The cryptic clues lead to a makeshift car park among the paperbark forests of Swim Creek Station, a 300-square-kilometre working cattle farm from which Bamurru leases its acreage. A lodge field guide transfers our luggage, and we clamber up into his 1970s Landcruiser safari vehicle to brr-ump along pockmarked trails for another half hour, with wallabies and water buffalo bounding out of our way.

The main lodge at Bamurru is a quintessential “home among the gumtrees” peering out from the bush over sweeping floodplains, which are underwater during the Northern Territory’s wet season while the lodge is closed from November to March. It’s a nostalgic homestead of timber and corrugated iron making quirky use of animal troughs and copper tapware for bathrooms. The chef presents three magnificent meals here daily, bringing guests around a communal dining table over lamb racks or poached eggs, but also reminds me to help myself to anything in the fridge under the all-inclusive policy. One kitchenhand even locates a cocktail recipe book and a handful of limes when I contemplate a margarita.

We disperse at 9am and 4pm each day, on animal and bird-viewing tours via Landcruiser, quad bike, river boat or even airboat – a hovercraft with a big windmill that propels a flat-bottomed dinghy over shallow marshes. We learn about crocodiles, kingfishers, magpie geese, sea eagles and my favourites, the Jacana birds – known as “Jesus birds”, for their massive webbed feet that help them hop over lily pads as if walking on water. 

The digital silence is deafening, at first, for a journalist who spends most hours of the day monitoring news sites and social media. But I’m too fascinated by the sights and sounds of the natural environment to care. My new alarm is the shrill call of Whistling Kites piercing the dawn like sharp arrows through candy-pink sky. Pew-pew-pew. At breakfast I compare notes with other guests about the cacophony of bleating, squawking, honking and tweeting they heard through the night. There’s a terrifying bark we have all been woken by, which is apparently the callsign of the creatively named Barking Owl.

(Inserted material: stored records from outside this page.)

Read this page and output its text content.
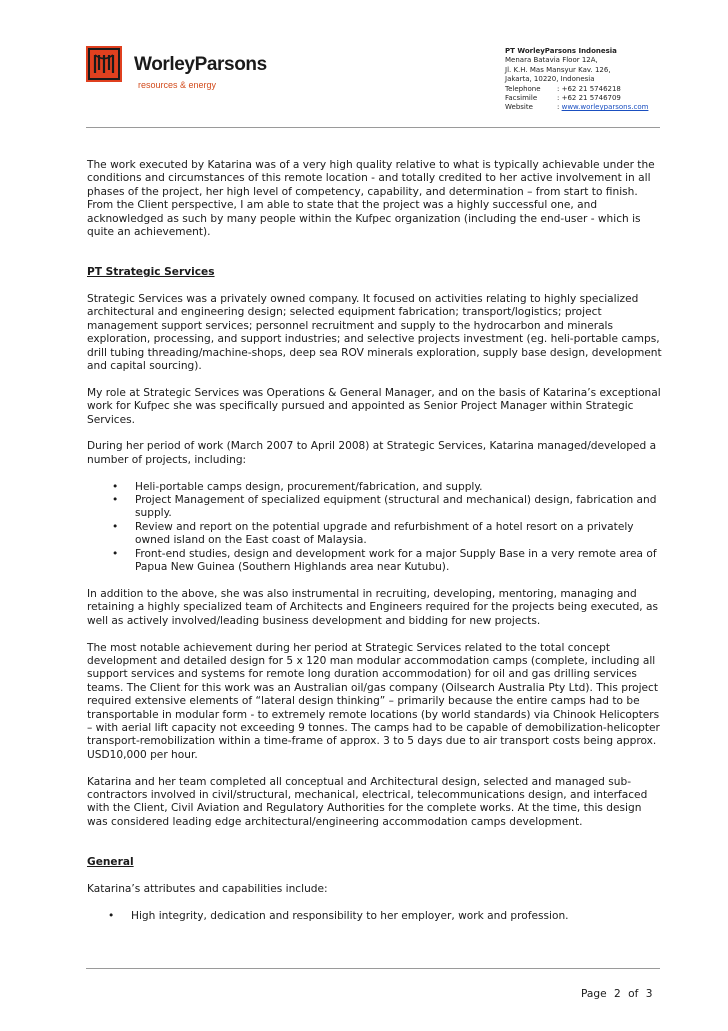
WorleyParsons
resources & energy
PT WorleyParsons Indonesia
Menara Batavia Floor 12A,
Jl. K.H. Mas Mansyur Kav. 126,
Jakarta, 10220, Indonesia
Telephone : +62 21 5746218
Facsimile	: +62 21 5746709
Website	: www.worleyparsons.com

The work executed by Katarina was of a very high quality relative to what is typically achievable under the conditions and circumstances of this remote location - and totally credited to her active involvement in all phases of the project, her high level of competency, capability, and determination – from start to finish. From the Client perspective, I am able to state that the project was a highly successful one, and acknowledged as such by many people within the Kufpec organization (including the end-user - which is quite an achievement).

PT Strategic Services

Strategic Services was a privately owned company. It focused on activities relating to highly specialized architectural and engineering design; selected equipment fabrication; transport/logistics; project management support services; personnel recruitment and supply to the hydrocarbon and minerals exploration, processing, and support industries; and selective projects investment (eg. heli-portable camps, drill tubing threading/machine-shops, deep sea ROV minerals exploration, supply base design, development and capital sourcing).

My role at Strategic Services was Operations & General Manager, and on the basis of Katarina’s exceptional work for Kufpec she was specifically pursued and appointed as Senior Project Manager within Strategic Services.

During her period of work (March 2007 to April 2008) at Strategic Services, Katarina managed/developed a number of projects, including:

• Heli-portable camps design, procurement/fabrication, and supply.
• Project Management of specialized equipment (structural and mechanical) design, fabrication and supply.
• Review and report on the potential upgrade and refurbishment of a hotel resort on a privately owned island on the East coast of Malaysia.
• Front-end studies, design and development work for a major Supply Base in a very remote area of Papua New Guinea (Southern Highlands area near Kutubu).

In addition to the above, she was also instrumental in recruiting, developing, mentoring, managing and retaining a highly specialized team of Architects and Engineers required for the projects being executed, as well as actively involved/leading business development and bidding for new projects.

The most notable achievement during her period at Strategic Services related to the total concept development and detailed design for 5 x 120 man modular accommodation camps (complete, including all support services and systems for remote long duration accommodation) for oil and gas drilling services teams. The Client for this work was an Australian oil/gas company (Oilsearch Australia Pty Ltd). This project required extensive elements of “lateral design thinking” – primarily because the entire camps had to be transportable in modular form - to extremely remote locations (by world standards) via Chinook Helicopters – with aerial lift capacity not exceeding 9 tonnes. The camps had to be capable of demobilization-helicopter transport-remobilization within a time-frame of approx. 3 to 5 days due to air transport costs being approx. USD10,000 per hour.

Katarina and her team completed all conceptual and Architectural design, selected and managed sub-contractors involved in civil/structural, mechanical, electrical, telecommunications design, and interfaced with the Client, Civil Aviation and Regulatory Authorities for the complete works. At the time, this design was considered leading edge architectural/engineering accommodation camps development.

General

Katarina’s attributes and capabilities include:

• High integrity, dedication and responsibility to her employer, work and profession.
Page 2 of 3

My phone – which is now simply an awkwardly shaped camera – is brimming with photos of blood-red sunsets, but I have no urge to open an app and share the #sunsetporn. Out here there’s no option but to go cold bush turkey.

CHECKLIST

Get there: Bamurru is a three-hour drive from Darwin city centre, or 2.5 hours from the airport. Ensure you follow the instructions mapped out on the lodge website before taking off.

Stay there: All-inclusive safari bungalows start from $1,140 per person, per night with a minimum two-night stay.
bamurruplains.com

The writer stayed on a reduced industry rate.